From Left to Night LP︎


In From Left to Night a number of seemingly unconnected players, places, events, subjects and histories, drawn from the neighborhood of The Showroom, London, meet in a two-day film shoot, connecting six people, three locations, and the different subjects and forms of knowledge that they bring with them. The people include two London-based hip-hop artists, a political theorist and a psychologist (both of them Brazilian), a hip-hop DJ from the Netherlands and The Showroom’s collaborative projects curator. The subject matter ranges from urban tensions – such as unresolved histories of the 2011 London riots – to new feminist and racial theories, music videos, 1960s idealist architecture and the personal ways in which each of the protagonists relates to them. The film explores social dynamics and behaviors, the governing systems and architectures by which they are provoked and reinforced, and the voice and language of the individual in their midst. Locations for filming move between the outside of Paddington Green Police Station, where UK terror suspects are detained and questioned, to the subway beneath it, where punk musician Joe Strummer used to busk, to a local recording studio famed for being where Duran Duran’s 1981 hit ‘Girls on Film’ was recorded. 



Stills



Installation view at The Showroom, London, 2015. Photographs by Daniel Brooke

Dialogues and appearances by:
Denise Ferreira Da Silva writes about and researches violence and ethical issues of the global present, using tools from critical legal theory as well as feminist, racial and postcolonial theorising.

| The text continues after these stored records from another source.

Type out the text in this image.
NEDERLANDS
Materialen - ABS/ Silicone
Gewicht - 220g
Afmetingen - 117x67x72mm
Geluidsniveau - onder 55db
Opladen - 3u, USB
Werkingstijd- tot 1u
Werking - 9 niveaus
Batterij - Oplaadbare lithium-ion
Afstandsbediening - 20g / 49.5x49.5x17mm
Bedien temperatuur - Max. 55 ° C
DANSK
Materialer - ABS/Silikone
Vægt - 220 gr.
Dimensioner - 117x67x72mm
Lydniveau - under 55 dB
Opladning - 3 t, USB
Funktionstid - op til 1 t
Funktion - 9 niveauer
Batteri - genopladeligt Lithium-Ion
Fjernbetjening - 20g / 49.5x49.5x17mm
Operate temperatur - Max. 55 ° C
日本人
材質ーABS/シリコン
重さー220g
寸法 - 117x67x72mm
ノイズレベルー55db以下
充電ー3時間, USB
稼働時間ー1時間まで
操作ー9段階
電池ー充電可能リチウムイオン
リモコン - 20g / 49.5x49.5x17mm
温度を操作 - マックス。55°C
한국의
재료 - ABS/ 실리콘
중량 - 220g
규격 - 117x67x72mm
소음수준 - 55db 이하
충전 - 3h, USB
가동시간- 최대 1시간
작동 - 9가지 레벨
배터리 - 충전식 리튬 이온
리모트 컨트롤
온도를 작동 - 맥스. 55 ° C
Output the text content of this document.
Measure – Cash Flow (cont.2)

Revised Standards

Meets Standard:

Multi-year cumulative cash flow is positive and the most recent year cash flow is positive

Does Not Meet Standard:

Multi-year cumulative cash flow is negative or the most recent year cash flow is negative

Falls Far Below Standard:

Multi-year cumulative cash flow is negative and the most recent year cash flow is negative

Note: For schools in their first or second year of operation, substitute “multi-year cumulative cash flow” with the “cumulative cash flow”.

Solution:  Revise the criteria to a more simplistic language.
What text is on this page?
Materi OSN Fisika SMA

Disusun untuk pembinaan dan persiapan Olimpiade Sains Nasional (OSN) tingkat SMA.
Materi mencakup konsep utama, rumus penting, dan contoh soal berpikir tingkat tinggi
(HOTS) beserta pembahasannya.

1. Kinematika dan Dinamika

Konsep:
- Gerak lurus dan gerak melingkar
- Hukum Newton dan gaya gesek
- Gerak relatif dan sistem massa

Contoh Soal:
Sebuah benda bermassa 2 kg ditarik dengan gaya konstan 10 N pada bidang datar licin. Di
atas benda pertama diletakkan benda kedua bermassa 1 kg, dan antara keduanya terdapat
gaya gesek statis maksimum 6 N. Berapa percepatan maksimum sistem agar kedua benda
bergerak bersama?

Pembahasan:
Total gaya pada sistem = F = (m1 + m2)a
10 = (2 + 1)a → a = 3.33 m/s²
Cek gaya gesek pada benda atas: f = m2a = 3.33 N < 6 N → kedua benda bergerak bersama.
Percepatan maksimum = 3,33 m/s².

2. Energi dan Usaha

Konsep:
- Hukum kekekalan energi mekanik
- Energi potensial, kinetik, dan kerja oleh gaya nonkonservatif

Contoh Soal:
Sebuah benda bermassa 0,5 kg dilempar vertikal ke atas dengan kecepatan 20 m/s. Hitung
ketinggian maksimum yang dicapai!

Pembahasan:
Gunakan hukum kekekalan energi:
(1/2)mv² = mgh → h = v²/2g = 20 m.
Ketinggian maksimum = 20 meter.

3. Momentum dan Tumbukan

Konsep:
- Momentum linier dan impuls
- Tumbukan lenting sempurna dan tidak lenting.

Dean Burke is known in the music scene as Owlz and lives locally to The Showroom.

Mehrak Golestan researched hip hop pedagogy for his Masters studies and PhD at SOAS and is known as the hip hop artist Reveal. He lives locally to The Showroom.

Wanderley Moreira Dos Santos trained as a psychodynamic psychotherapist at Tavistock Centre and researches race relations in Brazil and UK through cultural forms such as breakdance and hip hop.

Louise Shelley worked with various collectives, generating communal knowledge through art practice. She worked at The Showroom as the Collaborative Projects Curator.

Romeo K. Gambier is a hip hop DJ, known in the Dutch scene as Mixmaster Fader, he has appeared in various of van Oldenborgh’s works since 2005.